Field Crop Farming
About 40 percent of Israel's arable land is located in the Negev. The Negev is a desert, with an annual rainfall of 50-150 mm, and these meager rains fall exclusively during the winter months. The constant water scarcity has forced farmers to concentrate their efforts on finding and growing new varieties, crops and varieties that give the same or more yield, with less water consumption for irrigation, and allow the use of brackish groundwater or treated wastewater.

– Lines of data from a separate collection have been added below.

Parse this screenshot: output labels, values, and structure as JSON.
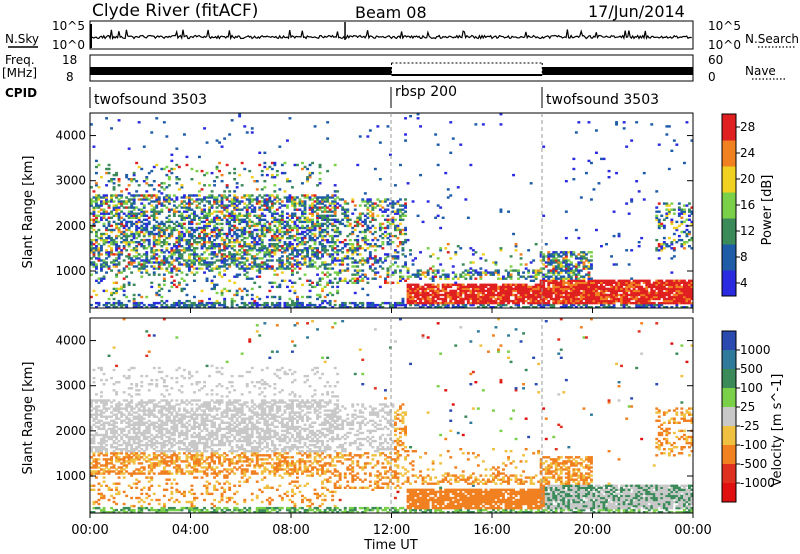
{
  "header": {
    "station": "Clyde River (fitACF)",
    "beam": "Beam 08",
    "date": "17/Jun/2014"
  },
  "noise_panel": {
    "left_label": "N.Sky",
    "right_label": "N.Search",
    "left_ticks": [
      "10^5",
      "10^0"
    ],
    "right_ticks": [
      "10^5",
      "10^0"
    ]
  },
  "freq_panel": {
    "left_label_line1": "Freq.",
    "left_label_line2": "[MHz]",
    "right_label": "Nave",
    "left_ticks": [
      "18",
      "8"
    ],
    "right_ticks": [
      "60",
      "0"
    ]
  },
  "cpid_panel": {
    "label": "CPID",
    "segments": [
      {
        "name": "twofsound 3503",
        "start_hour": 0
      },
      {
        "name": "rbsp 200",
        "start_hour": 12
      },
      {
        "name": "twofsound 3503",
        "start_hour": 18
      }
    ]
  },
  "chart_data": [
    {
      "type": "heatmap",
      "title": "Power",
      "ylabel": "Slant Range [km]",
      "y_ticks": [
        "1000",
        "2000",
        "3000",
        "4000"
      ],
      "ylim": [
        180,
        4500
      ],
      "colorbar_label": "Power [dB]",
      "colorbar_ticks": [
        "4",
        "8",
        "12",
        "16",
        "20",
        "24",
        "28"
      ],
      "colorbar_colors": [
        "#2a2ae0",
        "#1e5ca8",
        "#3a8a5a",
        "#7bd04a",
        "#f0d020",
        "#f08020",
        "#e02020"
      ]
    },
    {
      "type": "heatmap",
      "title": "Velocity",
      "ylabel": "Slant Range [km]",
      "y_ticks": [
        "1000",
        "2000",
        "3000",
        "4000"
      ],
      "ylim": [
        180,
        4500
      ],
      "colorbar_label": "Velocity [m s^-1]",
      "colorbar_ticks": [
        "1000",
        "500",
        "100",
        "25",
        "-25",
        "-100",
        "-500",
        "-1000"
      ],
      "colorbar_colors": [
        "#2a4ab0",
        "#2f7a9a",
        "#3a8a5a",
        "#7bd04a",
        "#c8c8c8",
        "#f0c040",
        "#f08020",
        "#e03020",
        "#e01010"
      ]
    }
  ],
  "x_axis": {
    "xlabel": "Time UT",
    "ticks": [
      "00:00",
      "04:00",
      "08:00",
      "12:00",
      "16:00",
      "20:00",
      "00:00"
    ],
    "range_hours": [
      0,
      24
    ]
  }
}
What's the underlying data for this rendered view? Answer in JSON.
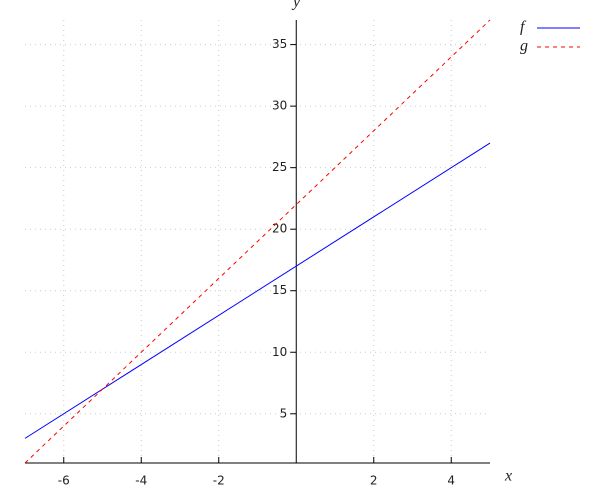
{
  "chart_data": {
    "type": "line",
    "x_label": "x",
    "y_label": "y",
    "x": [
      -7,
      5
    ],
    "series": [
      {
        "name": "f",
        "color": "#0000ff",
        "dash": false,
        "values": [
          3,
          27
        ]
      },
      {
        "name": "g",
        "color": "#ff0000",
        "dash": true,
        "values": [
          1,
          37
        ]
      }
    ],
    "xlim": [
      -7,
      5
    ],
    "ylim": [
      1,
      37
    ],
    "xticks": [
      -6,
      -4,
      -2,
      2,
      4
    ],
    "yticks": [
      5,
      10,
      15,
      20,
      25,
      30,
      35
    ],
    "grid": true,
    "legend": "top-right"
  }
}
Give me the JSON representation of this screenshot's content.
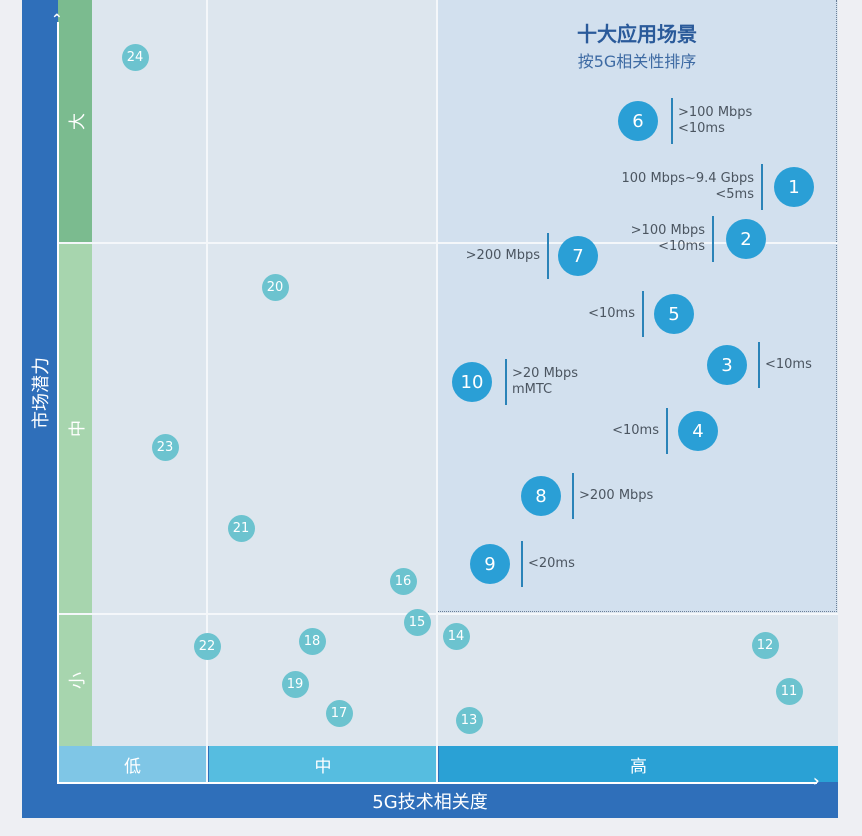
{
  "chart_data": {
    "type": "scatter",
    "title": "十大应用场景",
    "subtitle": "按5G相关性排序",
    "xlabel": "5G技术相关度",
    "ylabel": "市场潜力",
    "x_categories": [
      "低",
      "中",
      "高"
    ],
    "y_categories": [
      "小",
      "中",
      "大"
    ],
    "colors": {
      "frame": "#2f6fba",
      "top_ten": "#2a9fd6",
      "others": "#6cc3cf",
      "y_high": "#7bbb8f",
      "y_mid_low": "#a7d5ae"
    },
    "top_ten": [
      {
        "id": "1",
        "annotation": [
          "100 Mbps~9.4 Gbps",
          "<5ms"
        ]
      },
      {
        "id": "2",
        "annotation": [
          ">100 Mbps",
          "<10ms"
        ]
      },
      {
        "id": "3",
        "annotation": [
          "<10ms"
        ]
      },
      {
        "id": "4",
        "annotation": [
          "<10ms"
        ]
      },
      {
        "id": "5",
        "annotation": [
          "<10ms"
        ]
      },
      {
        "id": "6",
        "annotation": [
          ">100 Mbps",
          "<10ms"
        ]
      },
      {
        "id": "7",
        "annotation": [
          ">200 Mbps"
        ]
      },
      {
        "id": "8",
        "annotation": [
          ">200 Mbps"
        ]
      },
      {
        "id": "9",
        "annotation": [
          "<20ms"
        ]
      },
      {
        "id": "10",
        "annotation": [
          ">20 Mbps",
          "mMTC"
        ]
      }
    ],
    "others": [
      "11",
      "12",
      "13",
      "14",
      "15",
      "16",
      "17",
      "18",
      "19",
      "20",
      "21",
      "22",
      "23",
      "24"
    ]
  }
}
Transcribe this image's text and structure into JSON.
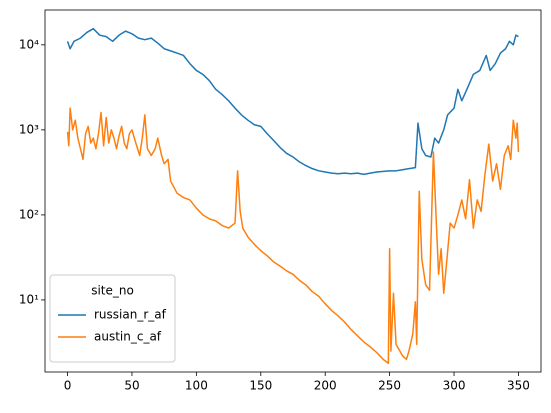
{
  "chart_data": {
    "type": "line",
    "log_y": true,
    "grid": false,
    "legend_title": "site_no",
    "legend_corner": "lower left",
    "xlim": [
      -17.5,
      367.5
    ],
    "xticks": [
      0,
      50,
      100,
      150,
      200,
      250,
      300,
      350
    ],
    "ylim": [
      1.42,
      25700
    ],
    "yticks": [
      {
        "value": 10,
        "label": "10¹"
      },
      {
        "value": 100,
        "label": "10²"
      },
      {
        "value": 1000,
        "label": "10³"
      },
      {
        "value": 10000,
        "label": "10⁴"
      }
    ],
    "series": [
      {
        "name": "russian_r_af",
        "color": "#1f77b4",
        "x": [
          0,
          2,
          5,
          10,
          15,
          20,
          25,
          30,
          35,
          40,
          45,
          50,
          55,
          60,
          65,
          70,
          75,
          80,
          85,
          90,
          95,
          100,
          105,
          110,
          115,
          120,
          125,
          130,
          135,
          140,
          145,
          150,
          155,
          160,
          165,
          170,
          175,
          180,
          185,
          190,
          195,
          200,
          205,
          210,
          215,
          220,
          225,
          230,
          235,
          240,
          245,
          250,
          255,
          260,
          265,
          270,
          272,
          275,
          278,
          282,
          285,
          288,
          292,
          295,
          300,
          303,
          306,
          310,
          315,
          320,
          325,
          328,
          332,
          336,
          340,
          343,
          346,
          348,
          350
        ],
        "values": [
          11000,
          9000,
          11000,
          12000,
          14000,
          15500,
          13000,
          12500,
          11000,
          13000,
          14500,
          13500,
          12000,
          11500,
          12000,
          10500,
          9000,
          8500,
          8000,
          7500,
          6000,
          5000,
          4500,
          3800,
          3000,
          2600,
          2200,
          1800,
          1500,
          1300,
          1150,
          1100,
          900,
          750,
          620,
          530,
          480,
          420,
          380,
          350,
          330,
          320,
          310,
          305,
          310,
          305,
          310,
          300,
          310,
          320,
          325,
          330,
          330,
          340,
          350,
          360,
          1200,
          600,
          500,
          480,
          800,
          700,
          1000,
          1500,
          1800,
          3000,
          2200,
          3000,
          4500,
          5000,
          7500,
          5000,
          6000,
          8000,
          9000,
          11000,
          10000,
          13000,
          12500
        ]
      },
      {
        "name": "austin_c_af",
        "color": "#ff7f0e",
        "x": [
          0,
          1,
          2,
          4,
          6,
          8,
          10,
          12,
          14,
          16,
          18,
          20,
          22,
          24,
          26,
          28,
          30,
          32,
          34,
          36,
          38,
          40,
          42,
          44,
          46,
          48,
          50,
          53,
          56,
          58,
          60,
          62,
          65,
          68,
          70,
          73,
          75,
          78,
          80,
          85,
          90,
          95,
          100,
          105,
          110,
          115,
          120,
          125,
          130,
          132,
          134,
          136,
          140,
          145,
          150,
          155,
          160,
          165,
          170,
          175,
          180,
          185,
          190,
          195,
          200,
          205,
          210,
          215,
          220,
          225,
          230,
          235,
          240,
          245,
          249,
          250,
          251,
          253,
          255,
          258,
          260,
          263,
          265,
          268,
          270,
          271,
          273,
          275,
          278,
          281,
          284,
          286,
          288,
          290,
          292,
          294,
          297,
          300,
          303,
          306,
          309,
          312,
          315,
          318,
          321,
          324,
          327,
          330,
          333,
          336,
          339,
          342,
          344,
          346,
          348,
          349,
          350
        ],
        "values": [
          950,
          650,
          1800,
          1000,
          1300,
          800,
          600,
          450,
          900,
          1100,
          700,
          800,
          600,
          900,
          1600,
          650,
          1400,
          700,
          1000,
          800,
          600,
          850,
          1100,
          700,
          600,
          900,
          1000,
          700,
          500,
          800,
          1500,
          600,
          500,
          600,
          800,
          500,
          400,
          450,
          250,
          180,
          160,
          150,
          120,
          100,
          90,
          85,
          75,
          70,
          80,
          330,
          110,
          70,
          55,
          45,
          38,
          33,
          28,
          25,
          22,
          20,
          17,
          15,
          12.5,
          11,
          9,
          7.5,
          6.5,
          5.5,
          4.5,
          3.8,
          3.2,
          2.8,
          2.4,
          2.0,
          1.8,
          40,
          2.5,
          12,
          3,
          2.5,
          2.2,
          2.0,
          2.5,
          4,
          9.5,
          3,
          190,
          30,
          15,
          13,
          550,
          100,
          20,
          40,
          12,
          25,
          80,
          70,
          100,
          150,
          90,
          260,
          70,
          150,
          110,
          300,
          680,
          250,
          400,
          200,
          500,
          650,
          450,
          1300,
          800,
          1200,
          550
        ]
      }
    ]
  }
}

The fact that Israeli field growers today receive high yields and products of the highest quality is the result of the combined efforts of management personnel, agronomists and other professionals, equipment manufacturers, service providers, and farmers themselves.
Around 230,000 hectares are dedicated to field crops. They grow winter wheat, fodder crops, sunflowers for oil. About 90,000 hectares are set aside for summer crops, for crops such as cotton, sunflowers, chickpeas, green peas, beans, grain, peanuts, and melons. The bulk of the harvest of cotton, sunflower, peanut, and sweet corn is exported.
WHEAT
Over 81,000. ha. wheat is grown for grain and about 18,000 hectares. for silage, which provides the main component of roughage for dairy herds. The average yield ranges from 30 to 50 centners per hectare, depending on the amount of annual precipitation. Most of the grain is used domestically for bread production. For these purposes, varieties are grown that give high-quality grain in terms of baking qualities.
A small detail: in Israel, the harvest below 25 centners per hectare is considered unprofitable to harvest for grain, and such wheat is simply plowed like a Seder. Fortunately, this happens infrequently, only in extremely unfavorable years.
COTTON
Israeli cotton meets the highest international quality standards.
Thanks to the applied package of technologies, including irrigation, fertilization combined with irrigation, sowing of disease-resistant varieties, an integrated system for protecting plants from diseases and pests, we get the highest yields in the world, per unit area. Almost completely the entire 28,500 ha. cotton crops are equipped with a drip irrigation system. The systems are fully automated and have very low labor costs for growing cotton. Each worker produces cotton annually worth the equivalent of $ 100,000. Cottonseeds are a by-product of fiber production and are used for livestock feed and in the production of oil and other products.
The average yield is 5.5 tonnes of raw cotton per hectare for the Acala variety, (1.8 tonnes of pure fiber), and 5 tonnes per hectare of raw cotton for the long-staple Pima, (1.6 tonnes of pure fiber). At a very high level, work is underway to select new highly productive varieties of cotton. High-yielding, disease-resistant, long-fiber varieties have been developed, and there are even varieties with colored fibers.
The vast experience and know-how underlying these successes is the fruit of the combined efforts of many people. Much of this experience can be useful in the vast expanses of Russian fields.